La mattinata iniziava con la signora Berlin che ci mostrava un filmato in 16 mm, di solito un corto del National Film Board canadese. E poi ci aspettava mezza giornata di attività nel museo, non solo nelle sale d’esposizione, ma anche dietro le quinte. Ero entusiasta di quei sabato mattina e avevo deciso che un giorno avrei lavorato lì nel rom.

Un giorno, ricordo, assistevamo a una dimostrazione dell’artista responsabile di parecchie ricostruzioni di dinosauri del museo. Lui chiese al gruppo a quale specie di dinosauro appartenesse il dente acuminato e seghettato che ci mostrava.

— Un Carnosauro — risposi subito.

Lui rimase colpito. — Giusto — disse.

Più tardi, un altro ragazzo mi sgridò: — Si dice carnivoro, non carnosauro.

Carnosauro era, naturalmente, il termine corretto: il nome tecnico per un gruppo di dinosauri che comprende tirannosauri e simili. Gran parte dei ragazzi non lo sa; diavolo, gran parte degli adulti non lo sa!

Io però lo sapevo. Avevo letto quel nome su una targa nella Galleria Dinosauri del rom. La sala originale, cioè.

Anziché gli attuali diorami, la sala conteneva ricostruzioni, che si potevano guardare da tutti i lati; corde di velluto impedivano al pubblico di avvicinarsi troppo. E ogni esemplare aveva una lunga spiegazione battuta a macchina e incorniciata… occorrevano quattro-cinque minuti per leggerla tutta.
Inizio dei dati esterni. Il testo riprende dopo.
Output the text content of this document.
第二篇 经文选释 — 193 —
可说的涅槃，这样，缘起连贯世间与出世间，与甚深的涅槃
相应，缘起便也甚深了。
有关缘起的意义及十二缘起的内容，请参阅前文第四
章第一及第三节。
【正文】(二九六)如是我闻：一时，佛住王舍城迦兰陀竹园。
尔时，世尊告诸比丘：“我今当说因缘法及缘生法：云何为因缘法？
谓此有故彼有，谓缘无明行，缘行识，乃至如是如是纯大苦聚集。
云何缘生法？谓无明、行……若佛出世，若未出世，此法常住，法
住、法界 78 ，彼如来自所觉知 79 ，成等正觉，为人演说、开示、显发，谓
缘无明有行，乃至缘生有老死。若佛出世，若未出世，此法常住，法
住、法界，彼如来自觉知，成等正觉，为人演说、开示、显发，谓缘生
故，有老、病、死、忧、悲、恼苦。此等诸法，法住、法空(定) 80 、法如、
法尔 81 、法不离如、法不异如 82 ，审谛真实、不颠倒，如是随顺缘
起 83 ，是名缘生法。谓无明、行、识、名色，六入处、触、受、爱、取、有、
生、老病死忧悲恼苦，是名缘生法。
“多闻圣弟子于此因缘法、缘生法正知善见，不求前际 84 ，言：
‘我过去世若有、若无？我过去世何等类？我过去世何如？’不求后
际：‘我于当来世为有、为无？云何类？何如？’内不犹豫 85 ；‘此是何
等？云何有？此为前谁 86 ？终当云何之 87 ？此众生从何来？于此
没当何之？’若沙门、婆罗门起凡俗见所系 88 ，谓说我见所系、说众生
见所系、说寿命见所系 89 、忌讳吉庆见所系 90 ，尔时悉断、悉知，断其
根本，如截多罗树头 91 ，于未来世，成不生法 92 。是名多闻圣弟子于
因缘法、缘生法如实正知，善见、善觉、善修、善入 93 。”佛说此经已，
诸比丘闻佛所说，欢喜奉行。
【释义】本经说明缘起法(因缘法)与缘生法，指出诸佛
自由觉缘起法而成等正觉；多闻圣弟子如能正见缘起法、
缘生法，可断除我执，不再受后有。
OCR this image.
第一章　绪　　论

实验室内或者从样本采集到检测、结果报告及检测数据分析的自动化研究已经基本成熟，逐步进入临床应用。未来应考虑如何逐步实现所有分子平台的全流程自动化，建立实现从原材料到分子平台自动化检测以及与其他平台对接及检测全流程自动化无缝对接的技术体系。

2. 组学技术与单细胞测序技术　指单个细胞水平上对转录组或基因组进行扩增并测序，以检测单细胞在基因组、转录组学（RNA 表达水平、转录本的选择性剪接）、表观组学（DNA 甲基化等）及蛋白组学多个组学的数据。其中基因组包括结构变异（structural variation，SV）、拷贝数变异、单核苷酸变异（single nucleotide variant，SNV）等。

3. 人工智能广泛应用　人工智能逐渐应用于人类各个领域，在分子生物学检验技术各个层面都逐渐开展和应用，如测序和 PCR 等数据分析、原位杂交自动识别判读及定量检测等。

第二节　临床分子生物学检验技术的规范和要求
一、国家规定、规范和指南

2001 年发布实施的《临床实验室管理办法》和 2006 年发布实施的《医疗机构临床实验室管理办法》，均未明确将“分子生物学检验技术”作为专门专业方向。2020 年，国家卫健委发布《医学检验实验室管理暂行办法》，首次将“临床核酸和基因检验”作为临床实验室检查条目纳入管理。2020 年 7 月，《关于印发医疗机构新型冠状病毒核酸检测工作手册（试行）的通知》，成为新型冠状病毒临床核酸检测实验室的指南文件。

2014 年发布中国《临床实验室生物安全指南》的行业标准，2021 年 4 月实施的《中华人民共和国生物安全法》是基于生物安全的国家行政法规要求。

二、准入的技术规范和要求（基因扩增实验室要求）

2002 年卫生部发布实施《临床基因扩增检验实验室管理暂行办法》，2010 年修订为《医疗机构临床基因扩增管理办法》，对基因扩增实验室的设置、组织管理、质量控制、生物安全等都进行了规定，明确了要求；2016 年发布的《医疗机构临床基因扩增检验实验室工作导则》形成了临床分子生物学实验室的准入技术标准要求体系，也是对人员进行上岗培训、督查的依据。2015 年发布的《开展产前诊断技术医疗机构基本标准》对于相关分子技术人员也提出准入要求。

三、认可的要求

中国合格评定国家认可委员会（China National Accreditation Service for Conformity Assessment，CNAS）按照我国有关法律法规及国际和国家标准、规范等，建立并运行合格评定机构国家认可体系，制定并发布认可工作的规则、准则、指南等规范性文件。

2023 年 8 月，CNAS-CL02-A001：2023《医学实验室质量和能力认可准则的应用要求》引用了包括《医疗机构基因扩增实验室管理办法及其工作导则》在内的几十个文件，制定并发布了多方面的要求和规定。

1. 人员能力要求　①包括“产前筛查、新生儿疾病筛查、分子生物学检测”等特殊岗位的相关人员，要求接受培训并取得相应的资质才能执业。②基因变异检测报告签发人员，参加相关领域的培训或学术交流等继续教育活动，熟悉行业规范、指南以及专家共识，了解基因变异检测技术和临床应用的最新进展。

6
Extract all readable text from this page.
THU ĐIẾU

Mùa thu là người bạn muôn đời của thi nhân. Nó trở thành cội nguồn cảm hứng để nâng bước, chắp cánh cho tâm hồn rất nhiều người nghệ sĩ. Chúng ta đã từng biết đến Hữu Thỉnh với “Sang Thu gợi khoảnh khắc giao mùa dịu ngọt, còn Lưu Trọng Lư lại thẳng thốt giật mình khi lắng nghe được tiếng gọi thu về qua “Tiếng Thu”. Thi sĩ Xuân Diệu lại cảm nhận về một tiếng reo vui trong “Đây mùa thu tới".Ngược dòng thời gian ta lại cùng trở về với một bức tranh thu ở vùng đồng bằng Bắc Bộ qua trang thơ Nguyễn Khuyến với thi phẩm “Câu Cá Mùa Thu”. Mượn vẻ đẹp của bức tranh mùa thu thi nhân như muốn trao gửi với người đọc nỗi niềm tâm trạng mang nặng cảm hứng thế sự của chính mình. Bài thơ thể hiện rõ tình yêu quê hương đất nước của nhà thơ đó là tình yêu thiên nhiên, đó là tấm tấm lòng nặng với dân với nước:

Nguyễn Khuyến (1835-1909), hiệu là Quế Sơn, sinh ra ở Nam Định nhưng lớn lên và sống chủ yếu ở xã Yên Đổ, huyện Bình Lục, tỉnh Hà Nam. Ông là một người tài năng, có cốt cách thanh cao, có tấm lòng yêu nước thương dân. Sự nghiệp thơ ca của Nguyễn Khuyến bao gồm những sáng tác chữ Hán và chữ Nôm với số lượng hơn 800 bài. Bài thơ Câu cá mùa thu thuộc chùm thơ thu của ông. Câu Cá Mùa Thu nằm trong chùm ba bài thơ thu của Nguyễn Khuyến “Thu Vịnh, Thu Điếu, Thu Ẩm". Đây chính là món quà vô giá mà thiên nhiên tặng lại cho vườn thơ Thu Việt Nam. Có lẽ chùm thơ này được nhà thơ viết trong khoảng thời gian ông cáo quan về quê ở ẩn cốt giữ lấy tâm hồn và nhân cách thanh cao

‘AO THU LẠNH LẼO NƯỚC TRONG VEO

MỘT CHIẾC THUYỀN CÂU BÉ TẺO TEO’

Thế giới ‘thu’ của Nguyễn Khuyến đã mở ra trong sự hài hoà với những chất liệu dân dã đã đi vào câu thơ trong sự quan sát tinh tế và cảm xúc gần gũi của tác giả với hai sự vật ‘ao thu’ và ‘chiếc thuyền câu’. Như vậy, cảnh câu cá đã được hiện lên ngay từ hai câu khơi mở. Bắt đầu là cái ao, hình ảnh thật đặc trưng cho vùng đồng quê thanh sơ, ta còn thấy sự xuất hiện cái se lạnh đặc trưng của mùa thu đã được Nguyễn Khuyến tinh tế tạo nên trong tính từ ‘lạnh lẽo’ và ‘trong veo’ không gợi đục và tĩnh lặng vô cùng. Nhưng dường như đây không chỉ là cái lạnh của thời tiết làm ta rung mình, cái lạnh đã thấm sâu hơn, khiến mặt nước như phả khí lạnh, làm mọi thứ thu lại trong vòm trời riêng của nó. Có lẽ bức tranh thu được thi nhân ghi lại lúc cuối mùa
Il pezzo centrale della vecchia galleria era un Cotythosaurus, un enorme tracodontide in posizione eretta. C’era qualcosa di meravigliosamente canadese, anche se a quel tempo non lo capivo, nel fatto che il dinosauro esposto al rom fosse un placido vegetariano anziché un famelico T. rex o un corazzato Triceratops, le più comuni ricostruzioni nella maggior parte dei musei degli Stati Uniti; infatti fu solo nel 1999 che il rom espose un calco di T. rex nella Galleria Scoperte, per i ragazzi. Quell’antica ricostruzione di Cotythosaurus però era sbagliata. Sappiamo adesso che gli adrosauri quasi sicuramente non potevano reggersi in piedi a quel modo; probabilmente trascorrevano gran parte della vita come quadrupedi.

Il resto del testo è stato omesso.